TRIPOLI: Being a refugee often means leaving everything behind. For many that means their house, clothes, friends and family. For some young women, it also means leaving behind dreams of falling in love and getting married.
“When we were kids we used to dream about love, but not anymore,” said Fatima Sultan, 25, who arrived in Tripoli with her family from Idlib, northwestern Syria, a month ago.
They are now staying in a small and stuffy apartment in the impoverished and often violent Bab al-Tabbaneh neighborhood of Tripoli.
With no prospects of returning to Syria or gaining employment in Lebanon, she sees marriage as the best way out of her predicament.
For the past few weeks, a 40-year-old divorced sheikh originally from Hama has been scouting the area in search of a Syrian bride. He has approached Sultan’s family with his intentions, and she says she is considering the offer, even though she doesn’t know the man – let alone love him.
“Maybe I’ll grow to love him after we get married,” said Sultan, shrugging, as she sits with her extended family on the floor of the cramped and stuffy apartment in a building riddled with bullet holes.
She is one of many Syrian women across the region whose families are being approached for marriage by older, wealthier men. As the fighting continues across the border, many women are left without their fathers and husbands, the family breadwinners.
Destitute women considering marriage to escape poverty is nothing new. But the problem can be particularly acute among refugees, a vulnerable population with few resources or connections in their host country.
Omar, who gives only his first name, hails from Idlib.
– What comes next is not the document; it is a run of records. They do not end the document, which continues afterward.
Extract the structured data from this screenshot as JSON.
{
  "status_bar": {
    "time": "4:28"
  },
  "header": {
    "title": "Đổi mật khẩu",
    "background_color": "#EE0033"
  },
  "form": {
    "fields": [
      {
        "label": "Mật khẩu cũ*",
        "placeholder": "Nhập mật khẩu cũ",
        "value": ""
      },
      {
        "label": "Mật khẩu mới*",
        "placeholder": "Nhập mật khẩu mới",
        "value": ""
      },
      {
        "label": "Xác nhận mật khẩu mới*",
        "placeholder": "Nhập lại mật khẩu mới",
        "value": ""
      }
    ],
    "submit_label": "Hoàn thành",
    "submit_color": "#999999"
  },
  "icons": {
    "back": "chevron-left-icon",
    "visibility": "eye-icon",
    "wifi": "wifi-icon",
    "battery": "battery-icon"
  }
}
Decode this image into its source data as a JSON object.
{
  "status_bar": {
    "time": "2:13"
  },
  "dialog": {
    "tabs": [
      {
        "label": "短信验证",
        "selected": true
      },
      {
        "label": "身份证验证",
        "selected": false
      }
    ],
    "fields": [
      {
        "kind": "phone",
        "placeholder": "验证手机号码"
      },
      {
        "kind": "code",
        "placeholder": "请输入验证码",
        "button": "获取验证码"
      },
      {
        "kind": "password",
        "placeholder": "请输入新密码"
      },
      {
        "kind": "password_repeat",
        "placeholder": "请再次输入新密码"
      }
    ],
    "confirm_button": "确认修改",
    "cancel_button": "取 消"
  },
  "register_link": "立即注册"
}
He has been helping Syrian refugees, through the local branch of a Syrian-based charity, to meet their basic humanitarian needs since the unrest began two years ago.
He says that nearly a year and a half ago, when violence in Homs first broke out, he began getting requests from men searching for Syrian brides. Not all of them are wealthy, but most do have stable jobs – something the newly arrived refugees tend to lack.
Omar says these days he gets up to 20 inquiries a day from men looking for Syrian brides – never the other way around. It is typically men who approach his charity with their requests.
He says he has seen cases of men up to 65 years old looking to marry teenagers, and others whose motives are mainly financial or sexual and have no intention of staying married for long.
He is against the practice of such arranged marriages, Omar adds, and takes his job of helping Syrian refugees very seriously.
“In the beginning, we were just helping people with food and health care,” he said. “It’s really a shame. No one is doing anything to help them.”
He believes that some of the men seeking Syrian brides genuinely want to help the women and says they do their best to vet these men.
Not everyone agrees. Head of the Tripoli-based Bashaer Charity, Ahmad Mustafa Mohammad, refuses to have anything to do with marriage requests. He said he’s seen some individual cases of people seeking to arrange marriages with young Syrian women.
In one instance, an already-married Lebanese man from the north with seven children approached the charity saying he was looking for a young Syrian girl. Another time, a Syrian mother told Mohammad that she wanted to find a husband for her two teenage daughters.
“I tell them I don’t do this kind of work. We try to stay away from this,” he says. Otherwise, “If we involved ourselves, people would think we were peddling women.”
In the end, he adds, “It’s their choice. I can’t stop them.”
Dana Sleiman, communications officer at the United Nations Higher Commission for Refugees, says they are doing as much as they can to raise awareness about the issue, although it can be difficult for them to reach young women or gauge the scope of the practice due to its sensitive nature.
“On our end, we’re doing as much as we can to discourage women from marrying early,” Sleiman says. “We’ve done awareness sessions with women and girls so they don’t feel like they need to resort to this.”
She adds, “It all comes down to economics. It’s not new to the environment, especially in a displacement setting.”
Omar says they do what they can to screen these men, some of whom he believes genuinely want to care for Syrian refugee women. He doesn’t think that the sheikh who wants to marry Sultan, for example, has good intentions, and has told her family so.
But some refugee families, despite their desperate situations, are still holding onto the hope that their daughters will find a real relationship rather than one based purely on practicality.
“I’ve heard about this a lot,” says Amni Mohammad, referring to the trend of men looking for Syrian brides.
With her 16-year-old daughter, Walaa, sitting by her side on the floor, she says: “I don’t want that for my daughter. I want her to marry someone she loves. His nationality isn’t important. What’s important is that he’s working or studying, doing something with his life and that he’s a real partner.”